Situé sur la rive de la rivière Dáy, en banlieue de Hanoï, le village de Chùa dégage une atmosphère tranquille et romantique. Une petite campagne rizicole au sein du delta du fleuve Rouge, où vivent quelque 300 familles paysannes totalisant plus de 1.300 âmes. Dès l’entrée, l’ancienne porte du village porte une inscription qui intrigue les visiteurs : Vong Tu nhâp xuât (littéralement : Contemplez les lettres en entrant dans le village). Le mystère reste entier...

"Pour nous, la poésie est quelque chose d’indispensable au quotidien. C’est vraiment une nourriture intellectuelle importante, comme le riz, l’eau, l’oxygène…", confie Lê Xuân Sung, un paysan. Avant d’ajouter que depuis toujours, les villageois, toutes générations confondues, composent des vers. La création se fait spontanément, sur des sujets divers comme des faits se produisant dans le village. Les enfants créent quand ils vont à l’école, les paysannes quand elles récoltent du riz dans les champs… D’ordinaire, les vers des villageois sont sans artifice, exprimant leurs   pensées et souhaits.

"C’est une tradition ancestrale qui fait notre fierté. Grâce à cela, notre village a hérité d’un beau surnom : le village de poètes", explique Sung.

Âme du sol, parfum des fleurs

Le poète Nguyên Quang Thiêu (droite) accueille son confrère colombien Fernando Randon.

Lê Xuân Sung, 75 ans, est l’un des membres pionniers du Club de poésie de Chùa. Le long du chemin qui rejoint sa maison nichée au bout du village, on est surpris par les panneaux sur lesquels sont écrits des vers. Sung accueille les visiteurs avec un grand sourire. Évidemment, son cadeau de bienvenue s’écoute et se récite :

"D’une beauté naturelle, la poésie de chez nous fascine le cœur des gens
Les vers simples sont issus de l’âme du sol, du parfum des fleurs
Et de l’odeur des fruits de la terre…"
.

Il ajoute, avec un brin d’orgueil : "Grâce aux vers créés tous les jours, les villageois ont une vie plus épanouie".

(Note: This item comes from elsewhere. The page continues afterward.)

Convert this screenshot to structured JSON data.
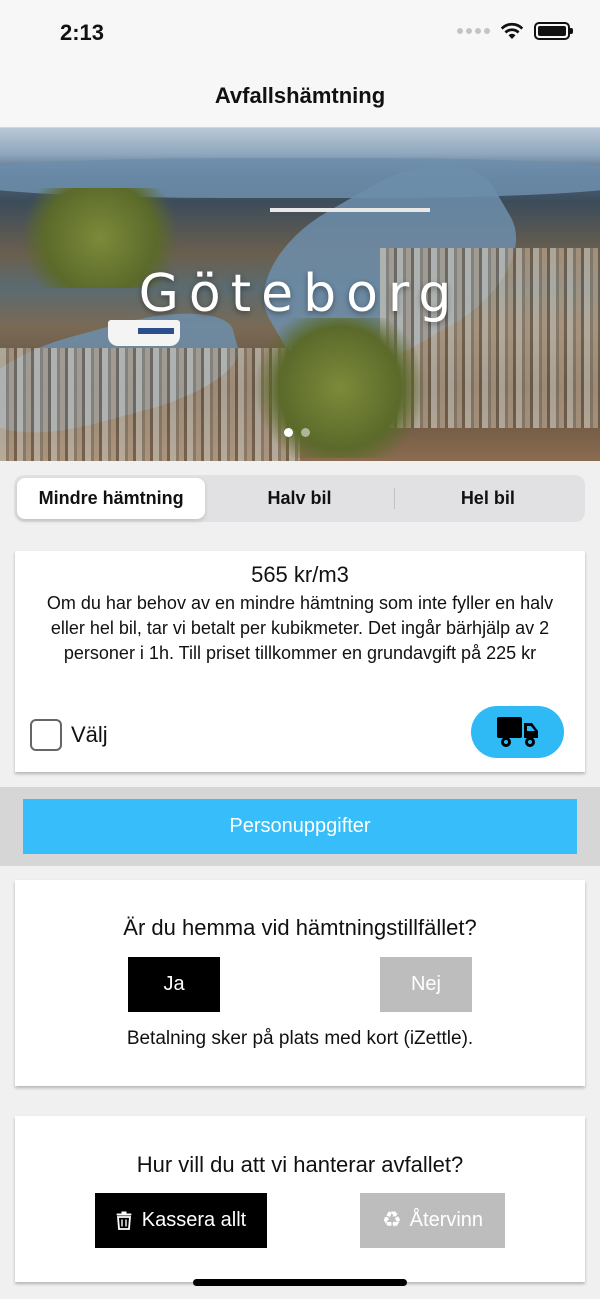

Selon le septuagénaire, cette tradition du village de Chùa remonte à 1930, l’année où le Club de poésie des paysans a été fondé. Un concours était organisé annuellement à l’approche du Têt. L’occasion pour ces paysans-poètes de rivaliser de talent dans diverses épreuves : déclamer une nouvelle création, improviser et interpréter des poèmes, jouer aux devinettes en vers… Les sujets abordaient toutes les facettes de la vie quotidienne.

Puis, après une longue trêve à cause de la guerre, le Club de poésie est réapparu au début des années 1980, avec une dizaine de membres. Aujourd’hui, l’effectif augmente d’une année sur l’autre et comprend à présent une soixantaine de poètes autodidactes.

Pour Ngô Manh Cuong, 63 ans, président du Club, de nombreux artistes de renommée nationale comme Nguyên Quang Thiêu, Lê Trung Tiêt, Pham Tiên Duât… sont issus de ce village considéré comme le berceau des poètes autodidactes. En tant que vice-président de l’Association des écrivains du Vietnam, l’écrivain-poète Nguyên Quang Thiêu revient régulièrement dans son village natal pour assister aux activités du Club. L’occasion pour les poètes de présenter leurs nouvelles créations, de s’entretenir sur la valeur des œuvres… "Il s’agit des confidences en vers exprimées par les poètes paysans. Des louanges sur les beautés de la vie ou des critiques à l’encontre de phénomènes négatifs…, tous sont exprimés simplement. Chez nous, les vers sont une nourriture intellectuelle", explique M. Cuong.

Comme toujours, les meilleures créations sont choisies pour être présentées au public, lors des émissions du soir diffusées sur la radio du village.

De grands sages à l’âme poétique

Un écriteau frappé d’un slogan poétique dans une rue du village.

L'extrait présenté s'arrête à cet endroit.